Ex-members sue over ethics panel firings

Carroll commissioners, attorney stand accused of wrongful action

December 10, 2003|By Childs Walker | Childs Walker,SUN STAFF

Two former members of the Carroll ethics commission have sued the county commissioners, saying that the commissioners wrongfully fired them as part of a conspiracy to suppress an investigation of Commissioner Julia Walsh Gouge.

The lawsuit, which asks for $80 million in damages, also charges that the commissioners slandered and inflicted emotional distress on James F.W. Talley and Suzanne Primoff, who along with the late John Harner made up the ethics committee that was disbanded by the commissioners in February. The lawsuit, filed Dec. 3 in county Circuit Court, also names County Attorney Kimberly Millender as a defendant.

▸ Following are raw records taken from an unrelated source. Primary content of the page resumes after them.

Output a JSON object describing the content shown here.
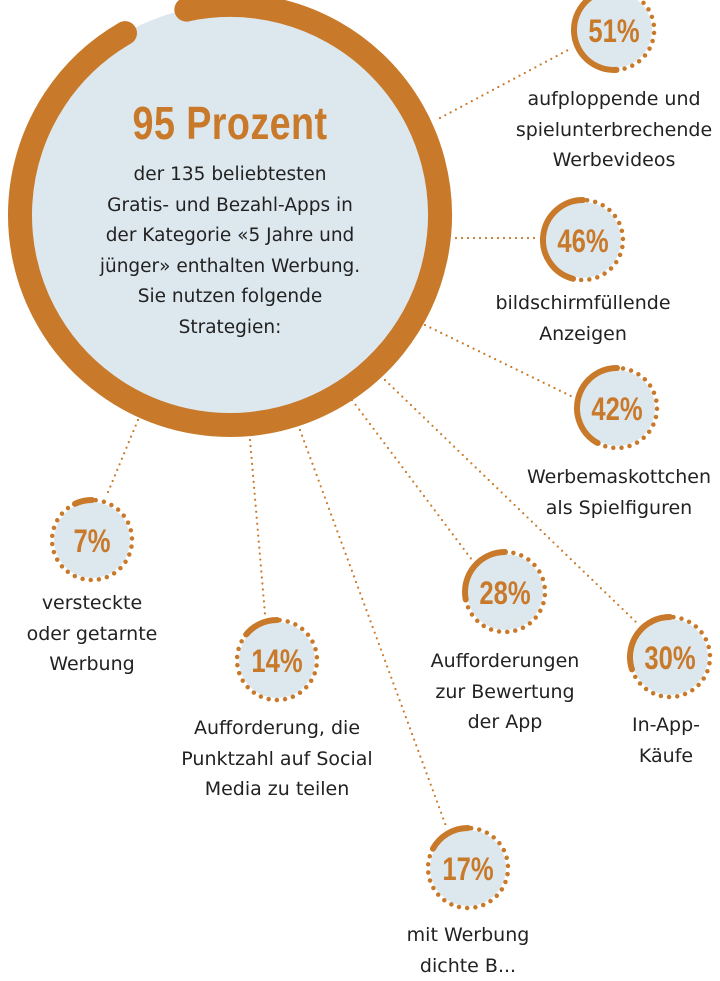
{
  "colors": {
    "accent": "#c8792a",
    "circle_fill": "#dde8ee",
    "text": "#222222"
  },
  "main": {
    "headline": "95 Prozent",
    "headline_value": 95,
    "body_lines": [
      "der 135 beliebtesten",
      "Gratis- und Bezahl-Apps in",
      "der Kategorie «5 Jahre und",
      "jünger» enthalten Werbung.",
      "Sie nutzen folgende",
      "Strategien:"
    ]
  },
  "chart_data": {
    "type": "pie",
    "categories": [
      "aufploppende und spielunterbrechende Werbevideos",
      "bildschirmfüllende Anzeigen",
      "Werbemaskottchen als Spielfiguren",
      "versteckte oder getarnte Werbung",
      "Aufforderung, die Punktzahl auf Social Media zu teilen",
      "Aufforderungen zur Bewertung der App",
      "In-App-Käufe",
      "mit Werbung dichte B..."
    ],
    "values": [
      51,
      46,
      42,
      7,
      14,
      28,
      30,
      17
    ],
    "items": [
      {
        "value": 51,
        "value_label": "51%",
        "label_lines": [
          "aufploppende und",
          "spielunterbrechende",
          "Werbevideos"
        ]
      },
      {
        "value": 46,
        "value_label": "46%",
        "label_lines": [
          "bildschirmfüllende",
          "Anzeigen"
        ]
      },
      {
        "value": 42,
        "value_label": "42%",
        "label_lines": [
          "Werbemaskottchen",
          "als Spielfiguren"
        ]
      },
      {
        "value": 7,
        "value_label": "7%",
        "label_lines": [
          "versteckte",
          "oder getarnte",
          "Werbung"
        ]
      },
      {
        "value": 14,
        "value_label": "14%",
        "label_lines": [
          "Aufforderung, die",
          "Punktzahl auf Social",
          "Media zu teilen"
        ]
      },
      {
        "value": 28,
        "value_label": "28%",
        "label_lines": [
          "Aufforderungen",
          "zur Bewertung",
          "der App"
        ]
      },
      {
        "value": 30,
        "value_label": "30%",
        "label_lines": [
          "In-App-",
          "Käufe"
        ]
      },
      {
        "value": 17,
        "value_label": "17%",
        "label_lines": [
          "mit Werbung",
          "dichte B..."
        ]
      }
    ]
  }
}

"The real issue here is that we want to clear Reverend Talley's name, we want to clear my name and, especially, we want to clear John Harner's name," Primoff said yesterday. "We want to get the truth out, and this is the only avenue we know to do that."

The lawsuit could revive an issue that raged through last winter and spring after the commissioners disbanded the ethics commission. The panel had been investigating Gouge for more than a year, and Talley said at the time that he believed the commissioners fired him and his colleagues in an effort to end the investigation. Talley also said the panel members were contemplating legal action, but none of the three commented on the situation after they were fired. Harner died in October.

Commissioner Dean L. Minnich said yesterday that he was not surprised the lawsuit was filed.

"We knew when we took action that it would probably result in the lawsuit," he said. "We didn't go into it with any naivete about that at all. We still felt that it was something that needed to be done to restore credibility in the processes."

Minnich said he believes that the commissioners' actions would stand up well in court.

"If it goes to trial, I think our reasons for doing it will be more apparent," he said. "We'll just have to play out the process now."

Gouge was traveling to a conference in Missouri yesterday and did not return calls seeking comment. Attempts to reach Commissioner Perry L. Jones Jr. and Millender for comment yesterday were not successful.

Talley and Primoff's lawsuit says the commissioners dismissed them and Harner without cause. It says the defendants also slandered Talley and Primoff through a letter from Millender. This combination of actions inflicted mental anguish on Talley and Primoff, according to the lawsuit, which was filed on behalf of the former ethics commission members by attorney Donald B.W. Messenger.

The lawsuit frequently makes reference to Millender's letter, dated Dec. 3 last year, which accused the ethics commission members of, "misuse of office, failure to comply with the Ethics Code, and incompetence."

Millender's letter went on to say that panel members seemed to show bias by brushing aside ethics complaints against their political allies while conducting lengthy investigations of political foes. The letter asked Talley, Primoff and Harner to resign, which they refused to do. The commissioners disbanded the ethics commission in February. In July, a new panel was named.

The lawsuit further alleges that one of the commissioners showed malice by referring to the spouse of an ethics commission member as a "rich Jew." Primoff's husband, Ed, is of Jewish descent and is a semiretired commercial lender who lives on a 208-acre farm in Woodbine. The suit does not name which commissioner allegedly made the remark or give details.

The lawsuit also makes reference to a political organization, Responsible Republicans of Carroll County. During last year's commissioner campaign, that organization criticized Ed Primoff, who lost in the Republican primary, while supporting Gouge and the other eventual winners, Jones and Minnich.

The lawsuit notes the organization's efforts as evidence that Gouge, Jones and Minnich conspired to defame the ethics commission members and those close to them. The commissioners have always said they had no connection to the Responsible Republicans group.

Ed Primoff said yesterday that he could not comment on the specific charges in the suit.

"There's only one concern here, and that's clearing these people's names," he said. "Sometimes, a lawsuit is the only way you can do that."

The conflict between the commissioners and the ethics panel began the day after the commissioners took office in last December.

In one of their first actions, Minnich and Jones voted to ask all three members of the ethics panel to resign. Talley replied that he and his colleagues would not resign.

Sun staff writer Hanah Cho contributed to this article.